Other than the obvious interpretations:

  • Farthest pair of points
  • Consider the following problem [can someone track down the source, please?]: you are given several colors of paint. Each one was created by mixing together a certain nonzero amount of each of the three primary subtractive colors (cyan, magenta, and yellow), and is hence given as a triplet in the input. Assume that the color of a given mixture depends only on the ratios of the amounts of the three primary colors present. By mixing paints, can we obtain a target color (also given as a triplet)? The amount is not important. It turns out that this problem may be solved using the two-dimensional convex hull. First of all, we normalize each paint by dividing each component by the amount of cyan paint present. (This does not actually change the color, as ratios are preserved.) We do the same for the target triplet. Then we discard all the cyan components entirely, since they are all 1, and focus on the other two components. Each color may then be plotted as a point on the plane. The possible target colors are those which lie inside the convex hull of the colors given. This is because when we mix together two paints, each component of the new color is the same linear combination of the components of the two original paints; since ratios are unimportant we can always normalize the result, so that the cyan 1s will always stay as 1s; and the new point obtained will therefore lie on the line segment joining the two original points. The convex hull is the set of all points reachable by executing this procedure an arbitrary number of times.

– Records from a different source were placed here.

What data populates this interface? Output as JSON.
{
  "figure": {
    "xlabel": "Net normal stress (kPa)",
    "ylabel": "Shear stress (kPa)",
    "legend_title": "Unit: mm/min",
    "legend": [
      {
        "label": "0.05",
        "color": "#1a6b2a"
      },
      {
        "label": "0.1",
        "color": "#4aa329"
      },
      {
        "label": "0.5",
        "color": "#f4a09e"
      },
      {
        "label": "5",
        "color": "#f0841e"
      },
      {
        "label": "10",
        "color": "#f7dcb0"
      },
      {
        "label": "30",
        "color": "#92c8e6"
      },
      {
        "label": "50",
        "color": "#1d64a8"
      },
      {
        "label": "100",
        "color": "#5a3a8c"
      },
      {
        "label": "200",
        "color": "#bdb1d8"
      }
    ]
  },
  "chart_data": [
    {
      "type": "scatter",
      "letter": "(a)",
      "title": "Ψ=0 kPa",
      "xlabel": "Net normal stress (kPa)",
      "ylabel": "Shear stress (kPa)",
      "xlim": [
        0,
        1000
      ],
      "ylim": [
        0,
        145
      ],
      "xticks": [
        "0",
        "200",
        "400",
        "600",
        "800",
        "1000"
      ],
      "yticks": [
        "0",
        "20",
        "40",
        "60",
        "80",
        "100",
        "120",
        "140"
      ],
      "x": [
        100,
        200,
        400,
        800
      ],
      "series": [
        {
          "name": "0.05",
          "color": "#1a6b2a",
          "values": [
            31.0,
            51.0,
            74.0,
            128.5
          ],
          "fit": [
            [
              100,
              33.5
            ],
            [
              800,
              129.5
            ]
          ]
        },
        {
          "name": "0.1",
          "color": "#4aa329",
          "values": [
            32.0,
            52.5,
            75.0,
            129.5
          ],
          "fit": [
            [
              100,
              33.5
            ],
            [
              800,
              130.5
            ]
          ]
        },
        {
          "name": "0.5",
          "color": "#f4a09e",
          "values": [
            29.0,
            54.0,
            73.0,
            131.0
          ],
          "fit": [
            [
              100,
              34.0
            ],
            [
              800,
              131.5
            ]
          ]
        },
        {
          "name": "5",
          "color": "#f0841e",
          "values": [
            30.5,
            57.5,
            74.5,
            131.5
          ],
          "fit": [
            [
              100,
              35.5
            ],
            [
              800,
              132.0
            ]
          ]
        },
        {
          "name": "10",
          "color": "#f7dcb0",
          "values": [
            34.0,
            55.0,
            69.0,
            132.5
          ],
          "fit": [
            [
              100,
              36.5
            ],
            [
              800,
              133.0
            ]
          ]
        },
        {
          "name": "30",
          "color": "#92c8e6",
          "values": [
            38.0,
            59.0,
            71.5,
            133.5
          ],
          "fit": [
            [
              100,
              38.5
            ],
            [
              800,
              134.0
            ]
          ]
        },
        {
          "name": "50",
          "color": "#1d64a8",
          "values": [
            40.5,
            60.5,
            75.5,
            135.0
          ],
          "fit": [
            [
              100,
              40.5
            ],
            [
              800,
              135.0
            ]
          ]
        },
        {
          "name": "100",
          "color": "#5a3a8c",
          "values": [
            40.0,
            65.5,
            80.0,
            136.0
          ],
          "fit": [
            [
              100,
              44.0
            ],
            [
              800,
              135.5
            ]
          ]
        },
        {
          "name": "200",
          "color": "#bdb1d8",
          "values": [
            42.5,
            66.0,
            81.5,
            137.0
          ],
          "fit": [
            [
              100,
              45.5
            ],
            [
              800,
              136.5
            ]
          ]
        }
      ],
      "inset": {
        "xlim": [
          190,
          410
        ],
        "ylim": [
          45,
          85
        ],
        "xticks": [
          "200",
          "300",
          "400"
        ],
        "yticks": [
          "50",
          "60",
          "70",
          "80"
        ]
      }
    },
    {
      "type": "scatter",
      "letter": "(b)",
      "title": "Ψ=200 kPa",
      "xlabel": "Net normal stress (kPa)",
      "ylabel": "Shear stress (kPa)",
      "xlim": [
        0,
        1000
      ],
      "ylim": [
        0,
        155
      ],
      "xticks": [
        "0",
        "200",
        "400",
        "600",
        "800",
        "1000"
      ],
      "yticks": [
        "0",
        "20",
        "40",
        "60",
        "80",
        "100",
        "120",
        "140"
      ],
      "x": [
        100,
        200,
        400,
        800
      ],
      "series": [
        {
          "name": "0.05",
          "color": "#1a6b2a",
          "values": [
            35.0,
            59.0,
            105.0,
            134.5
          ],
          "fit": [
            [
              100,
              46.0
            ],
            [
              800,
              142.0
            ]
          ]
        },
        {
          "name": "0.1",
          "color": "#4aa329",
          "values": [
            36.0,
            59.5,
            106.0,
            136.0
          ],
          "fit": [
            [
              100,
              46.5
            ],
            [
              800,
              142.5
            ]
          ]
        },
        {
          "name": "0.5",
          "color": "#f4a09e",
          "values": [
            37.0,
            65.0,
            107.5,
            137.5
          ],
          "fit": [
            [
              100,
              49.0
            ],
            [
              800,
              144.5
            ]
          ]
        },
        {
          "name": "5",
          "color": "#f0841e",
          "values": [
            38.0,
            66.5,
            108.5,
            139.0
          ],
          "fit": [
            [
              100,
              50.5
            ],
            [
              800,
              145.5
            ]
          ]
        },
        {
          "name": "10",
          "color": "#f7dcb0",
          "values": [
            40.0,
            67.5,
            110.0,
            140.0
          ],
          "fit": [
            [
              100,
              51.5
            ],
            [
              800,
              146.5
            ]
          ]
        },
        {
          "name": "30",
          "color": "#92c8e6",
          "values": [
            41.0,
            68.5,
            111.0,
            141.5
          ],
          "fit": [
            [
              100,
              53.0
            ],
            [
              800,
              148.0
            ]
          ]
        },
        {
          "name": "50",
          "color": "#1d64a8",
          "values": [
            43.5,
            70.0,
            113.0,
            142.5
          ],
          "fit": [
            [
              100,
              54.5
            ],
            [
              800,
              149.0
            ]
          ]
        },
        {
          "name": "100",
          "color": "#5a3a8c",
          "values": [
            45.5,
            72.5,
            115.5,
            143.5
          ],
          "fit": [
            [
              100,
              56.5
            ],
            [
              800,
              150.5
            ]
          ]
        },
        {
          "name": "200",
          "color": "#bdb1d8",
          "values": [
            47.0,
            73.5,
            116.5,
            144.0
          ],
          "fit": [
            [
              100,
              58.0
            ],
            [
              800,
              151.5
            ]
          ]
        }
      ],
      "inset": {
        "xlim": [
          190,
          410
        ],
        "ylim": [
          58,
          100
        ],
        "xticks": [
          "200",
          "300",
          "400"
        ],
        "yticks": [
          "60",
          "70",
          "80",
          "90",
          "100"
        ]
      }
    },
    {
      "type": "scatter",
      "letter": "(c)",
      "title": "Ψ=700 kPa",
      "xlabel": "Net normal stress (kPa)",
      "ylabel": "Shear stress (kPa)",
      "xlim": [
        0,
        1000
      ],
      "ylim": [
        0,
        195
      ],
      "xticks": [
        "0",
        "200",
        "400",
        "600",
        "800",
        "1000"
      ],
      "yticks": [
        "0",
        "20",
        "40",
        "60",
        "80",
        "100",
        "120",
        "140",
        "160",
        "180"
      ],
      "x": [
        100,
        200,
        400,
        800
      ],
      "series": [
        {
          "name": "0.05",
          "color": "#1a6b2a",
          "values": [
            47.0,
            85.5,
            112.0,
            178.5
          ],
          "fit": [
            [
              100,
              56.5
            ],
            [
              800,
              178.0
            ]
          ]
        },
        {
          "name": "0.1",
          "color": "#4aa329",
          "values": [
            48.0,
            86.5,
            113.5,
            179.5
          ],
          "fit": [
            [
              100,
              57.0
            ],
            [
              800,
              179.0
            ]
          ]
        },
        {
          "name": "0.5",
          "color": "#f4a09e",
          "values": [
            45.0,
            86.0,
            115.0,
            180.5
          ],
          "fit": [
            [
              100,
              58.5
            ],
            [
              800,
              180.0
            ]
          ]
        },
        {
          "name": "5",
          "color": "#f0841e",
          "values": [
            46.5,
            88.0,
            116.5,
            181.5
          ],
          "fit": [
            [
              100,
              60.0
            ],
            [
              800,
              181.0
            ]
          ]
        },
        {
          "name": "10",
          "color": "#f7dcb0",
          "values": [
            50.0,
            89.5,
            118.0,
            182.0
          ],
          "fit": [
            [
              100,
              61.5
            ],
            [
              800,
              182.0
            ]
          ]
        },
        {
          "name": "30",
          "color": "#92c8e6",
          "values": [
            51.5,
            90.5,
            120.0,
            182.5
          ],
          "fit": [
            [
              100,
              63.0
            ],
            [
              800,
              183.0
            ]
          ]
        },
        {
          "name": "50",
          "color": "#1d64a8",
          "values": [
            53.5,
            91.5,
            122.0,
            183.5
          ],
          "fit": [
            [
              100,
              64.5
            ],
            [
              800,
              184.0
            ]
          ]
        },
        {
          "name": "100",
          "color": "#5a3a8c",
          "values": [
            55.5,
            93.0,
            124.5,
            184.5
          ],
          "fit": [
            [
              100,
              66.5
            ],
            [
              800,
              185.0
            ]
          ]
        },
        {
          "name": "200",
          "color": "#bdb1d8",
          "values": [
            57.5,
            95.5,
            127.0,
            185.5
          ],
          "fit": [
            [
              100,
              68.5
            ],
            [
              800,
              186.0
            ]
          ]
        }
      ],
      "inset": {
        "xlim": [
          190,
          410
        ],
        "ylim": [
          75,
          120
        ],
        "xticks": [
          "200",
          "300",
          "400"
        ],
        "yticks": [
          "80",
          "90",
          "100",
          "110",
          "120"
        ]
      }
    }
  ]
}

Three-dimensional convex hull[edit]

Computing a convex hull in \mathbb{R}^3 is significantly more challenging. It is a task which will most likely never be given on competitions such as the IOI, and it is not recommended that high school students learn it. However, there is a fairly simple O(n^2) algorithm, which works as follows: first project all of the points onto the xy-plane, and find an edge that is definitely on the hull by selecting the point with highest y-coordinate and then doing one iteration of gift wrapping to determine the other endpoint of the edge. This is the first part of the incomplete hull. We then build the hull iteratively. Consider this first edge; now find another point in order to form the first triangular face of the hull. We do this by picking the point such that all the other points lie to the right of this triangle, when viewed appropriately (just as in the gift-wrapping algorithm, in which we picked an edge such that all other points lay to the right of that edge). Now there are three edges in the hull; to continue, we pick one of them arbitrarily, and again scan through all the points to find another point to build a new triangle with this edge, and repeat this until there are no edges left. (When we create a new triangular face, we add two edges to the pool; however, we have to first check if they have already been added to the hull, in which case we ignore them.) There are O(n) faces, and each iteration takes O(n) time since we must scan all of the remaining points, giving O(n^2). (If you feel like coding this, you might try CH3D@SPOJ.) It is possible to speed up this algorithm significantly by initially discarding a large number of points we know not to be in the hull; one easy way that performs quite well is to find both extremal points with respect to each of the three coordinate axes, and discard all points in the interior of the octahedron they form.

It is possible to compute a 3D convex hull in O(n \log n) time using a divide-and-conquer algorithm, but this is extremely difficult.